Ms Kemp said: "There is clearly a demand for mental health support in our young people locally.
"Over the past year, our young people’s peer support groups have often focused on anxieties around the pandemic – whether that was about social isolation, loneliness, disruption to education, or more recently, about the vaccine.
"There have also been lots of other big issues for young people to contend with as the rest of us have, for example, around racism or unemployment.
"We’ve also been seeing more interest from schools and other education institutions around the types of mental health support that we can offer to the young people in their learning community.
"No doubt this will be fuelled by Government confirming earlier this week that £79m of the £500m package for mental health services would be allocated to Children and Young People.
"While the additional detail and the package as a whole is clearly welcome, it could be many months or even years before we fully recognise the pandemic’s toll on our collective wellbeing. It is critical that we respond to children and young people’s mental health requirements now."
The data also show that adults are suffering, with more than one million additional treatment sessions given to adults between April and December last year (1,078,539), an increase of 8% on 2019.
Some 159,347 urgent or emergency crisis referrals were made for adults - an all-time high - and an increase of 2% on 2019.

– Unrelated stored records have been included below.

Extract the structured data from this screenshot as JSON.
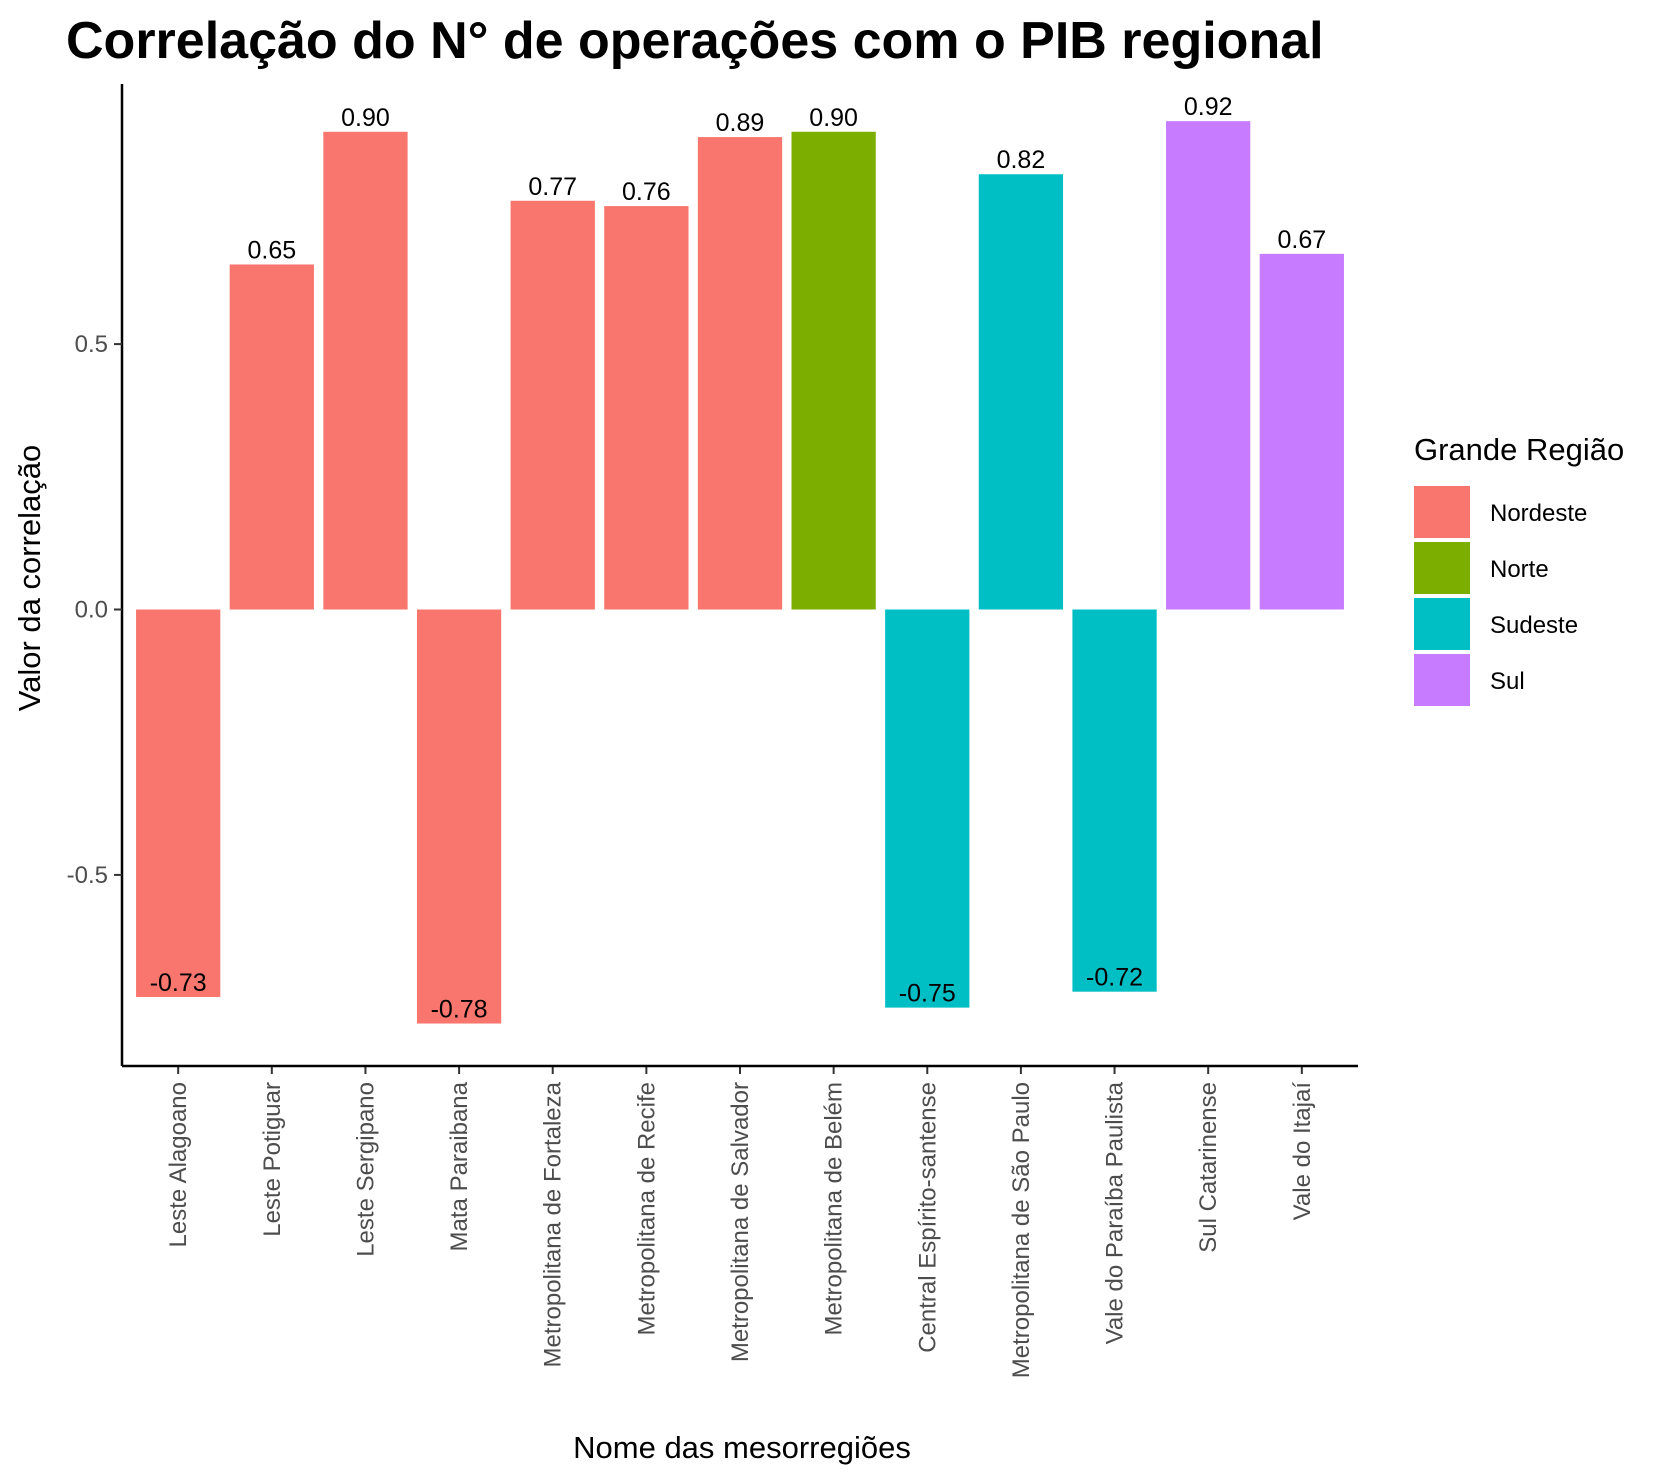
{
  "chart_data": {
    "type": "bar",
    "title": "Correlação do N° de operações com o PIB regional",
    "xlabel": "Nome das mesorregiões",
    "ylabel": "Valor da correlação",
    "categories": [
      "Leste Alagoano",
      "Leste Potiguar",
      "Leste Sergipano",
      "Mata Paraibana",
      "Metropolitana de Fortaleza",
      "Metropolitana de Recife",
      "Metropolitana de Salvador",
      "Metropolitana de Belém",
      "Central Espírito-santense",
      "Metropolitana de São Paulo",
      "Vale do Paraíba Paulista",
      "Sul Catarinense",
      "Vale do Itajaí"
    ],
    "values": [
      -0.73,
      0.65,
      0.9,
      -0.78,
      0.77,
      0.76,
      0.89,
      0.9,
      -0.75,
      0.82,
      -0.72,
      0.92,
      0.67
    ],
    "data_labels": [
      "-0.73",
      "0.65",
      "0.90",
      "-0.78",
      "0.77",
      "0.76",
      "0.89",
      "0.90",
      "-0.75",
      "0.82",
      "-0.72",
      "0.92",
      "0.67"
    ],
    "groups": [
      "Nordeste",
      "Nordeste",
      "Nordeste",
      "Nordeste",
      "Nordeste",
      "Nordeste",
      "Nordeste",
      "Norte",
      "Sudeste",
      "Sudeste",
      "Sudeste",
      "Sul",
      "Sul"
    ],
    "ylim": [
      -0.86,
      0.99
    ],
    "yticks": [
      -0.5,
      0.0,
      0.5
    ],
    "ytick_labels": [
      "-0.5",
      "0.0",
      "0.5"
    ],
    "grid": false,
    "legend": {
      "title": "Grande Região",
      "position": "right",
      "entries": [
        {
          "name": "Nordeste",
          "color": "#F8766D"
        },
        {
          "name": "Norte",
          "color": "#7CAE00"
        },
        {
          "name": "Sudeste",
          "color": "#00BFC4"
        },
        {
          "name": "Sul",
          "color": "#C77CFF"
        }
      ]
    }
  }
}
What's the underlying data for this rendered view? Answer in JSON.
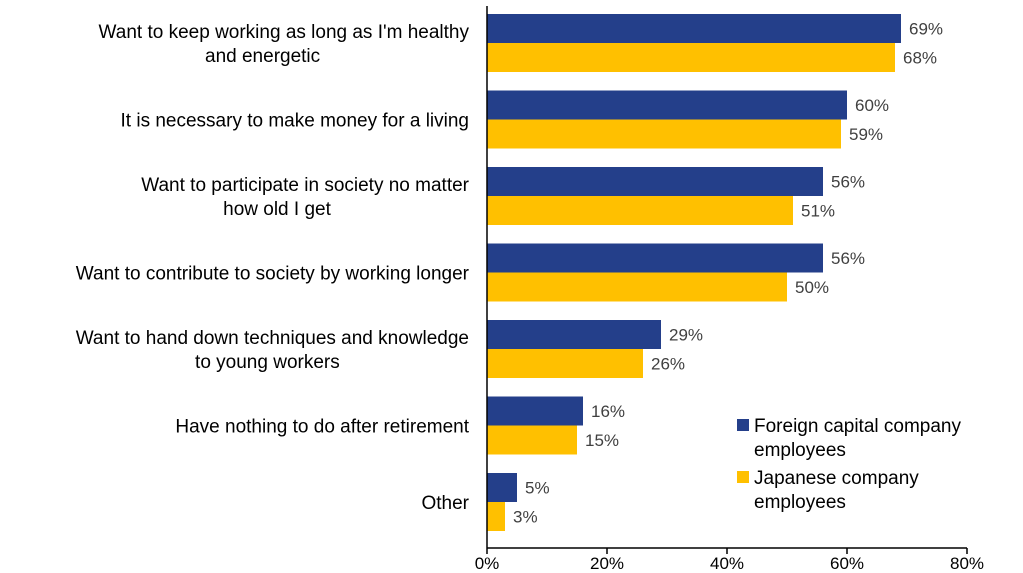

Dr Adrian James, president of the Royal College of Psychiatrists, said: "The extent of the mental health crisis is terrifying, but it will likely get a lot worse before it gets better.
"Services are at a very real risk of being overrun by the sheer volume of people needing help with their mental illness.
"While the recent funding announcement is welcome, we need this money to reach mental health services as soon as possible to tackle this crisis."
Barnardo's chief executive Javed Khan said: "The coronavirus pandemic has felt like a lifetime for children and young people, and the negative effects could last a real lifetime if they do not have the right mental health support.
"We owe it to all children struggling with their mental health to use the pandemic as a catalyst for change and build a system that is radically better than the one we had before.
"That means moving towards an inclusive approach to children's mental health and wellbeing that embraces holistic support in schools and the community, digital services and alternative therapies alongside clinical care - with children and young people having their say in how these services are run."
Health minister Nadine Dorries said: "I am acutely aware of how difficult this pandemic has been for many, especially children and young people, and I remain absolutely committed to supporting the mental wellbeing of everyone.
"Early intervention and treatment is vital, and we are providing an extra £2.3 billion a year to mental health services, this will help an additional 345,000 children and young people access NHS-funded services or school and college-based support by 2023/24.
"Last month we announced a cross-government mental health recovery action plan, backed by an additional £500 million, specifically targeting those that have been most impacted by the pandemic including those with severe mental illness, young people, and frontline staff."